Agatha felt a sudden stoppage at the heart which took away her. breath. “Tell me—quick; I shall not be frightened;—he is coming home to-morrow.”
“My dear child!” muttered Duke again, as he held out his hands to her, and she saw that tears were dropping over his cheeks.
Agatha clutched at the hands threateningly—she felt herself going wild. “Tell me, I say. If you don't—I'll——”—
“Hush—I'll tell you—only hush!—think of poor Anne! And there's hope yet. Only they have not come into Southampton-roads—and last night there was a fire seen far out at sea—and it might have been a ship, you know.”
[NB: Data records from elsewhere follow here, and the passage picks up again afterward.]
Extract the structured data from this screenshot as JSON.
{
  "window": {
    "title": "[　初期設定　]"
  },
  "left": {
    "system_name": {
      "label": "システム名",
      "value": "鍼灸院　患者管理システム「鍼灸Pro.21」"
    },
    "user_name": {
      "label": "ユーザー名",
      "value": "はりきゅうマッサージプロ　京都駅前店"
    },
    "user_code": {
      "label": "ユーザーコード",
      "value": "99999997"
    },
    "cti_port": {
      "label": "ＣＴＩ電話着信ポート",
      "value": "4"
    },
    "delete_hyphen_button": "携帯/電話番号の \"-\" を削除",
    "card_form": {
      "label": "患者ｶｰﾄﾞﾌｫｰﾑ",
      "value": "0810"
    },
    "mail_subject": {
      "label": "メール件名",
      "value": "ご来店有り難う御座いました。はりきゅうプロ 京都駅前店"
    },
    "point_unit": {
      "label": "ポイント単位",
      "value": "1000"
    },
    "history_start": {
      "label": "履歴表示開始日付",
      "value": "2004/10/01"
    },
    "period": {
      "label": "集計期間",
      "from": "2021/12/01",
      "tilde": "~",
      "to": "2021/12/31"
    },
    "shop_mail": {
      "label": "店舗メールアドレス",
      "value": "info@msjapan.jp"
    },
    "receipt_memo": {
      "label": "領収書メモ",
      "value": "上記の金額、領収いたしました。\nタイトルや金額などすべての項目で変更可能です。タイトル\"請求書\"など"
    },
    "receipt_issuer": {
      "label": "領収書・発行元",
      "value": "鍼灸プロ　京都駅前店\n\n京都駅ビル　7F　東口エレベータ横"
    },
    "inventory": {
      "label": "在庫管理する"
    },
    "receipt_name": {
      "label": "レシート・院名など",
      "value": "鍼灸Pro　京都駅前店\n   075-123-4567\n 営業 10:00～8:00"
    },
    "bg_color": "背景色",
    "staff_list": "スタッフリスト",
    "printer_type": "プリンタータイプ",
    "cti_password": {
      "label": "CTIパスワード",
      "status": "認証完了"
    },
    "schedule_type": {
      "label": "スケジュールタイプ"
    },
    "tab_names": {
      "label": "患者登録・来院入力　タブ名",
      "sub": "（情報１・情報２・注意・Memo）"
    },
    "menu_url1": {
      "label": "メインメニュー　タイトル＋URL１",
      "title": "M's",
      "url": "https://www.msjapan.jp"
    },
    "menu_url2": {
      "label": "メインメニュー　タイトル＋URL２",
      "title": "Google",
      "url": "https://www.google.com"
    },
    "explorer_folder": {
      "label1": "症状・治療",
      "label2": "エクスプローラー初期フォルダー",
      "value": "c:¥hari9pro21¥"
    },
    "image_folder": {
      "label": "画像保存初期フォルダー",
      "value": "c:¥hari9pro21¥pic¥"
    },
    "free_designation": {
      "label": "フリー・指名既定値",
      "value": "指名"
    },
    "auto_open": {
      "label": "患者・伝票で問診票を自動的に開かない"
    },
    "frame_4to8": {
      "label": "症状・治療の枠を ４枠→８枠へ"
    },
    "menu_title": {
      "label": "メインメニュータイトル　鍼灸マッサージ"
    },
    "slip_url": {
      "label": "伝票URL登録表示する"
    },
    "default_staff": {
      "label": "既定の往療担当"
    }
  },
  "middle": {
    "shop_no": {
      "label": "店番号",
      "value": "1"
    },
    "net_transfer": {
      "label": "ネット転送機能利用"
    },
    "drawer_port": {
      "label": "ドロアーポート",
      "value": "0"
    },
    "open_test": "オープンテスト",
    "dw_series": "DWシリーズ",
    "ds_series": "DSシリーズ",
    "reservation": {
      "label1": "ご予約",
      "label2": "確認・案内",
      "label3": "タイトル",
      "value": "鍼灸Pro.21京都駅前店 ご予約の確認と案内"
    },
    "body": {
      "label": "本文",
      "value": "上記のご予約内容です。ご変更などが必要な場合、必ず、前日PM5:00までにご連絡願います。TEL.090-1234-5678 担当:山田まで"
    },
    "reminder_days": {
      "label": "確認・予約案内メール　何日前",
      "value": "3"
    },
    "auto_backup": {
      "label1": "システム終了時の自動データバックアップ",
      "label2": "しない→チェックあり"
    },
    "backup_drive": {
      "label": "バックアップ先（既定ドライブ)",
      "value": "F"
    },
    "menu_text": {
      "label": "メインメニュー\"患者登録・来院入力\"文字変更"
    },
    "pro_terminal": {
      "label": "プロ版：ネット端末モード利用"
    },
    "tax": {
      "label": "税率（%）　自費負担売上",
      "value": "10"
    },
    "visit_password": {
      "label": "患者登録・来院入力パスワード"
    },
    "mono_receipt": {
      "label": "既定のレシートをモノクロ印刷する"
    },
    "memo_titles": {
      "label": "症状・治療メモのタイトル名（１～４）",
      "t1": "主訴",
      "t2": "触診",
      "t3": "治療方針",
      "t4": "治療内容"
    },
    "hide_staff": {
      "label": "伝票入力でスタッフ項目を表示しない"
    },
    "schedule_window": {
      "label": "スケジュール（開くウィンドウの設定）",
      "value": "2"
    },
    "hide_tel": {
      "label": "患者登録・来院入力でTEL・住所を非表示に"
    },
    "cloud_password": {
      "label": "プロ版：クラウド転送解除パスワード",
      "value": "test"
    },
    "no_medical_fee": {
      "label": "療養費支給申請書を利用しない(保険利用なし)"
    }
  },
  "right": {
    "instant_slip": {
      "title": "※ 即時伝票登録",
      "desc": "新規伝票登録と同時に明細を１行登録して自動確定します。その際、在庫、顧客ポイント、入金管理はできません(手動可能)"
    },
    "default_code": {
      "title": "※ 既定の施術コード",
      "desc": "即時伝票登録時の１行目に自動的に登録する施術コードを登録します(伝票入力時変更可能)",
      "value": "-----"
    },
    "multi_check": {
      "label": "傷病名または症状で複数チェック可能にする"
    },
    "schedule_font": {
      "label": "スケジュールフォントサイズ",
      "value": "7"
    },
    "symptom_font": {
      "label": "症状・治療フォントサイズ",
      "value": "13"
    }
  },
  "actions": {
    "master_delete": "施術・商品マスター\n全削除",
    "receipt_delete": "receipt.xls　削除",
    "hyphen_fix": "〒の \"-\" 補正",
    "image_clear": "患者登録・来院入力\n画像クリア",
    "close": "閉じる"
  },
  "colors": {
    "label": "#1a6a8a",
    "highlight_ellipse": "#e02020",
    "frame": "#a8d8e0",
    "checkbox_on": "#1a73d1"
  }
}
Thus disconnectedly Marmaduke broke his terrible news. Agatha received them with a wild stare.
“It's impossible—totally impossible,” she cried, uttering sounds that were half shrieking, half laughter. “Absolutely, ridiculously impossible. I'll not believe it—not a word. It's impossible— impossible!”
And gasping out that one word, over and over again, fiercely and fast, she walked up and down the room like one distraught. She was indeed quite mad. She had not any sense of anything. She never once thought of weeping, or fainting, or doing anything but shriek out to earth and Heaven that one denunciation—that such a thing was and must be—“impossible!”
Marmaduke caught her—she flung him aside.
“Don't touch me—don't speak to me! I say it's impossible!”
“Child!” And his look became more grave and commanding than any one would have believed of the Dugdale. “Dare not to say impossible! It is sinning against God.”